Simona Ballabio

Ha conseguito il dottorato di ricerca in Sociologia Applicata e Metodologia della Ricerca Sociale presso l’Università di Milano-Bicocca. Dal 2010 lavora presso l’Istat occupandosi di raccolta dati, di promozione e diffusione della cultura statistica e di ricerca e analisi soprattutto a livello territoriale. Dal 2020 è professore a contratto in statistica presso il Dipartimento di Scienze Economico-Aziendali e Diritto per l’Economia dell’Università di Milano-Bicocca.

Rischio povertà e Covid-19: un’analisi dei fattori di fragilità a livello territoriale

Nel 2020 la crisi innescata dalla pandemia dovuta al Covid-19 ha avuto un effetto cruciale in termini socioeconomici con un forte impatto sui rischi di povertà.

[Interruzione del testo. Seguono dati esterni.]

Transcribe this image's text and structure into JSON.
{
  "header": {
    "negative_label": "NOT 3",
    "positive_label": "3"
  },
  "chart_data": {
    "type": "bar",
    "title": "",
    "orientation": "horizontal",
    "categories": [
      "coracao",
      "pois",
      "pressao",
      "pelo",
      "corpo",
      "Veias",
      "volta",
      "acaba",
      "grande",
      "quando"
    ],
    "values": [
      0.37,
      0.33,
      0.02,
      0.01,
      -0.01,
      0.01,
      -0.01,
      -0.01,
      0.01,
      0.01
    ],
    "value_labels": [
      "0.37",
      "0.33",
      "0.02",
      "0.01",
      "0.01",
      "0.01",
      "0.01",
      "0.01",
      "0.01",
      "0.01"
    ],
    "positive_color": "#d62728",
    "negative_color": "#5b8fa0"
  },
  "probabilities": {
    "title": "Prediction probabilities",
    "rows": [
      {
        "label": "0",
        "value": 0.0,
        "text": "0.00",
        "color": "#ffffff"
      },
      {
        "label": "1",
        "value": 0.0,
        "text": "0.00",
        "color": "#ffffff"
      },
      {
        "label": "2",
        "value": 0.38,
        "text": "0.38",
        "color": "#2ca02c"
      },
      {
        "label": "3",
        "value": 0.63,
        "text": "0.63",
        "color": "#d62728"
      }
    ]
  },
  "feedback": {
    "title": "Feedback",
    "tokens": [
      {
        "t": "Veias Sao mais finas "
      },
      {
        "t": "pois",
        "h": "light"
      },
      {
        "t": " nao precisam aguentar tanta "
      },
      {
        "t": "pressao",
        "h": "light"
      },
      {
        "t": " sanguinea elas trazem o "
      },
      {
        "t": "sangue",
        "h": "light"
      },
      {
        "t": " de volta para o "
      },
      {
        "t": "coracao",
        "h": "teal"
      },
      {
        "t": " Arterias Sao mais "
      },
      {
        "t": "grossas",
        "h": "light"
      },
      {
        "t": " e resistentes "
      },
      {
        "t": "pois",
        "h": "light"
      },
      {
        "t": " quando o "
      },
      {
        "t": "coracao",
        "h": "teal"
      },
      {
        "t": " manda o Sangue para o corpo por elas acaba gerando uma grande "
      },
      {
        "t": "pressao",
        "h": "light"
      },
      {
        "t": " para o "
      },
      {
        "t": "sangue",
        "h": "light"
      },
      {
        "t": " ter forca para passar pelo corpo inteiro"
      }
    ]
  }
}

Tuttavia, questi rischi non si sono distribuiti uniformemente nella popolazione e nel contesto territoriale italiano ma hanno colpito maggiormente le famiglie che erano (o si sentivano) già povere prima della pandemia. In particolare, i soggetti che sembrano aver subito gli effetti più consistenti sono sia quelli che vivono nei comuni di medio-piccole dimensioni delle aree del Nord e del Centro sia i lavoratori meno tutelati nel mercato del lavoro, ossia i lavoratori autonomi e a seguire i non occupati e i lavoratori precari.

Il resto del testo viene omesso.